BIS survey: Daily forex trade at a high of $4 trillion
01 September 2010
London: Daily currency trading has grown 20 per cent over the past three years, to an average of $4 trillion a day in April 2010, says the latest triennial survey from the Bank for International Settlements (BIS). The survey also points out that big international banks have lost their preeminent position in determining volumes in the currency trading market for the first time since 2007 and now trail hedge funds and other financial institutions.
The report, from the Basel, Switzerland-based global central bank, also confirms that London has displaced New York as the world's preeminent foreign-exchange hub, with UK-based banks increasing their share of the market to 36.7 per cent from 34.6 per cent in 2007.
New York had an 18 per cent share, followed by Japan, Singapore, Switzerland, Hong Kong and Australia.

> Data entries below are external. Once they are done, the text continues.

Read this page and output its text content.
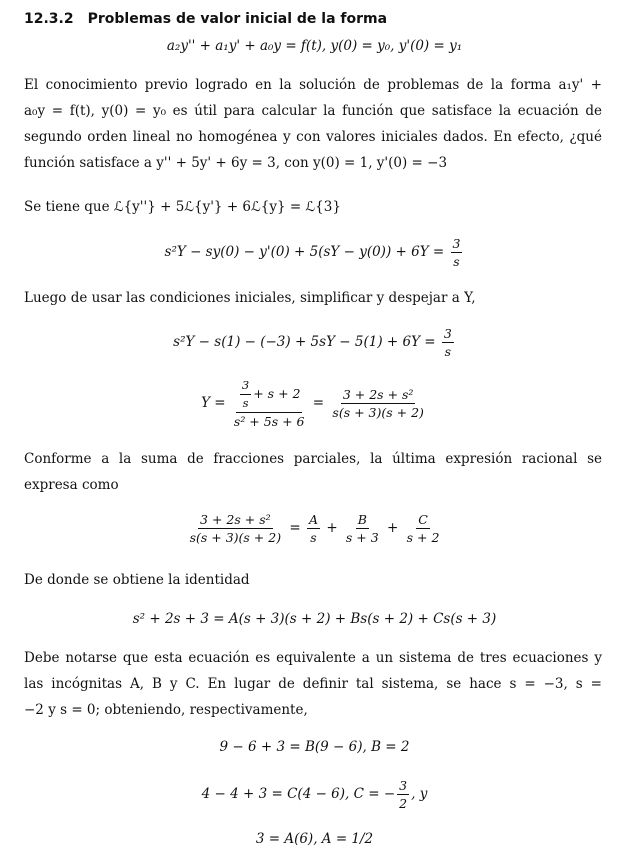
12.3.2 Problemas de valor inicial de la forma
a₂y'' + a₁y' + a₀y = f(t), y(0) = y₀, y'(0) = y₁
El conocimiento previo logrado en la solución de problemas de la forma a₁y' +
a₀y = f(t), y(0) = y₀ es útil para calcular la función que satisface la ecuación de
segundo orden lineal no homogénea y con valores iniciales dados. En efecto, ¿qué
función satisface a y'' + 5y' + 6y = 3, con y(0) = 1, y'(0) = −3
Se tiene que ℒ{y''} + 5ℒ{y'} + 6ℒ{y} = ℒ{3}
$s^2Y - sy(0) - y'(0) + 5(sY - y(0)) + 6Y = \frac{3}{s}$
Luego de usar las condiciones iniciales, simplificar y despejar a Y,
$s^2Y - s(1) - (-3) + 5sY - 5(1) + 6Y = \frac{3}{s}$
$Y = \frac{\frac{3}{s} + s + 2}{\text{s² + 5s + 6}} = \frac{\text{3 + 2s + s²}}{s(s + 3)(s + 2)}$
Conforme a la suma de fracciones parciales, la última expresión racional se
expresa como
$\frac{\text{3 + 2s + s²}}{s(s + 3)(s + 2)} = \frac{A}{s} + \frac{B}{s + 3} + \frac{C}{s + 2}$
De donde se obtiene la identidad
s² + 2s + 3 = A(s + 3)(s + 2) + Bs(s + 2) + Cs(s + 3)
Debe notarse que esta ecuación es equivalente a un sistema de tres ecuaciones y
las incógnitas A, B y C. En lugar de definir tal sistema, se hace s = −3, s =
−2 y s = 0; obteniendo, respectivamente,
9 − 6 + 3 = B(9 − 6), B = 2
4 − 4 + 3 = C(4 − 6), C = − $\frac{3}{2}$ , y
3 = A(6), A = 1/2
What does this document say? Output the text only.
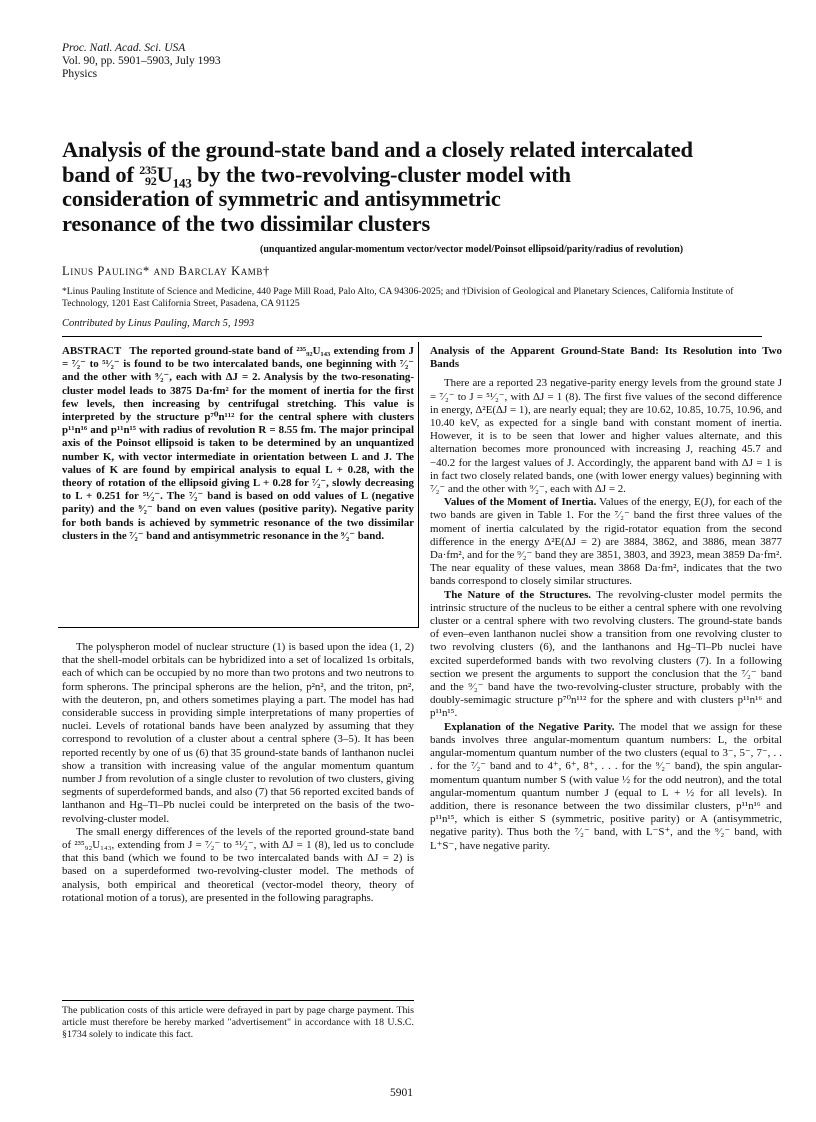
Proc. Natl. Acad. Sci. USA
Vol. 90, pp. 5901–5903, July 1993
Physics
Analysis of the ground-state band and a closely related intercalated
band of 235
92 $U_{143}$ by the two-revolving-cluster model with
consideration of symmetric and antisymmetric
resonance of the two dissimilar clusters
(unquantized angular-momentum vector/vector model/Poinsot ellipsoid/parity/radius of revolution)
Linus Pauling* and Barclay Kamb†
*Linus Pauling Institute of Science and Medicine, 440 Page Mill Road, Palo Alto, CA 94306-2025; and †Division of Geological and Planetary Sciences, California Institute of Technology, 1201 East California Street, Pasadena, CA 91125
Contributed by Linus Pauling, March 5, 1993

ABSTRACT The reported ground-state band of ²³⁵₉₂U₁₄₃ extending from J = ⁷⁄₂⁻ to ⁵¹⁄₂⁻ is found to be two intercalated bands, one beginning with ⁷⁄₂⁻ and the other with ⁹⁄₂⁻, each with ΔJ = 2. Analysis by the two-resonating-cluster model leads to 3875 Da·fm² for the moment of inertia for the first few levels, then increasing by centrifugal stretching. This value is interpreted by the structure p⁷⁰n¹¹² for the central sphere with clusters p¹¹n¹⁶ and p¹¹n¹⁵ with radius of revolution R = 8.55 fm. The major principal axis of the Poinsot ellipsoid is taken to be determined by an unquantized number K, with vector intermediate in orientation between L and J. The values of K are found by empirical analysis to equal L + 0.28, with the theory of rotation of the ellipsoid giving L + 0.28 for ⁷⁄₂⁻, slowly decreasing to L + 0.251 for ⁵¹⁄₂⁻. The ⁷⁄₂⁻ band is based on odd values of L (negative parity) and the ⁹⁄₂⁻ band on even values (positive parity). Negative parity for both bands is achieved by symmetric resonance of the two dissimilar clusters in the ⁷⁄₂⁻ band and antisymmetric resonance in the ⁹⁄₂⁻ band.

The polyspheron model of nuclear structure (1) is based upon the idea (1, 2) that the shell-model orbitals can be hybridized into a set of localized 1s orbitals, each of which can be occupied by no more than two protons and two neutrons to form spherons. The principal spherons are the helion, p²n², and the triton, pn², with the deuteron, pn, and others sometimes playing a part. The model has had considerable success in providing simple interpretations of many properties of nuclei. Levels of rotational bands have been analyzed by assuming that they correspond to revolution of a cluster about a central sphere (3–5). It has been reported recently by one of us (6) that 35 ground-state bands of lanthanon nuclei show a transition with increasing value of the angular momentum quantum number J from revolution of a single cluster to revolution of two clusters, giving segments of superdeformed bands, and also (7) that 56 reported excited bands of lanthanon and Hg–Tl–Pb nuclei could be interpreted on the basis of the two-revolving-cluster model.

The small energy differences of the levels of the reported ground-state band of ²³⁵₉₂U₁₄₃, extending from J = ⁷⁄₂⁻ to ⁵¹⁄₂⁻, with ΔJ = 1 (8), led us to conclude that this band (which we found to be two intercalated bands with ΔJ = 2) is based on a superdeformed two-revolving-cluster model. The methods of analysis, both empirical and theoretical (vector-model theory, theory of rotational motion of a torus), are presented in the following paragraphs.

The publication costs of this article were defrayed in part by page charge payment. This article must therefore be hereby marked "advertisement" in accordance with 18 U.S.C. §1734 solely to indicate this fact.

Analysis of the Apparent Ground-State Band: Its Resolution into Two Bands

There are a reported 23 negative-parity energy levels from the ground state J = ⁷⁄₂⁻ to J = ⁵¹⁄₂⁻, with ΔJ = 1 (8). The first five values of the second difference in energy, Δ²E(ΔJ = 1), are nearly equal; they are 10.62, 10.85, 10.75, 10.96, and 10.40 keV, as expected for a single band with constant moment of inertia. However, it is to be seen that lower and higher values alternate, and this alternation becomes more pronounced with increasing J, reaching 45.7 and −40.2 for the largest values of J. Accordingly, the apparent band with ΔJ = 1 is in fact two closely related bands, one (with lower energy values) beginning with ⁷⁄₂⁻ and the other with ⁹⁄₂⁻, each with ΔJ = 2.

Values of the Moment of Inertia. Values of the energy, E(J), for each of the two bands are given in Table 1. For the ⁷⁄₂⁻ band the first three values of the moment of inertia calculated by the rigid-rotator equation from the second difference in the energy Δ²E(ΔJ = 2) are 3884, 3862, and 3886, mean 3877 Da·fm², and for the ⁹⁄₂⁻ band they are 3851, 3803, and 3923, mean 3859 Da·fm². The near equality of these values, mean 3868 Da·fm², indicates that the two bands correspond to closely similar structures.

The Nature of the Structures. The revolving-cluster model permits the intrinsic structure of the nucleus to be either a central sphere with one revolving cluster or a central sphere with two revolving clusters. The ground-state bands of even–even lanthanon nuclei show a transition from one revolving cluster to two revolving clusters (6), and the lanthanons and Hg–Tl–Pb nuclei have excited superdeformed bands with two revolving clusters (7). In a following section we present the arguments to support the conclusion that the ⁷⁄₂⁻ band and the ⁹⁄₂⁻ band have the two-revolving-cluster structure, probably with the doubly-semimagic structure p⁷⁰n¹¹² for the sphere and with clusters p¹¹n¹⁶ and p¹¹n¹⁵.

Explanation of the Negative Parity. The model that we assign for these bands involves three angular-momentum quantum numbers: L, the orbital angular-momentum quantum number of the two clusters (equal to 3⁻, 5⁻, 7⁻, . . . for the ⁷⁄₂⁻ band and to 4⁺, 6⁺, 8⁺, . . . for the ⁹⁄₂⁻ band), the spin angular-momentum quantum number S (with value ½ for the odd neutron), and the total angular-momentum quantum number J (equal to L + ½ for all levels). In addition, there is resonance between the two dissimilar clusters, p¹¹n¹⁶ and p¹¹n¹⁵, which is either S (symmetric, positive parity) or A (antisymmetric, negative parity). Thus both the ⁷⁄₂⁻ band, with L⁻S⁺, and the ⁹⁄₂⁻ band, with L⁺S⁻, have negative parity.

5901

According to the survey, over these three years some big Asian markets have begun posting big volumes in currency trade along with peripheral markets, like Brazil and Turkey. Asia-Pacific currencies, the report says, have accounted for 35.9 per cent of average daily foreign-exchange trading, which is up from 33 per cent in 2007. This marks the first increase since the 2001survey and is also the most since BIS started compiling the surveys in 1998.
The Central Bank Survey of Foreign Exchange and Derivatives Market Activity report is based on data from 53 institutions.
Formed in 1930, the BIS acts as a central bank for the world's central bankers.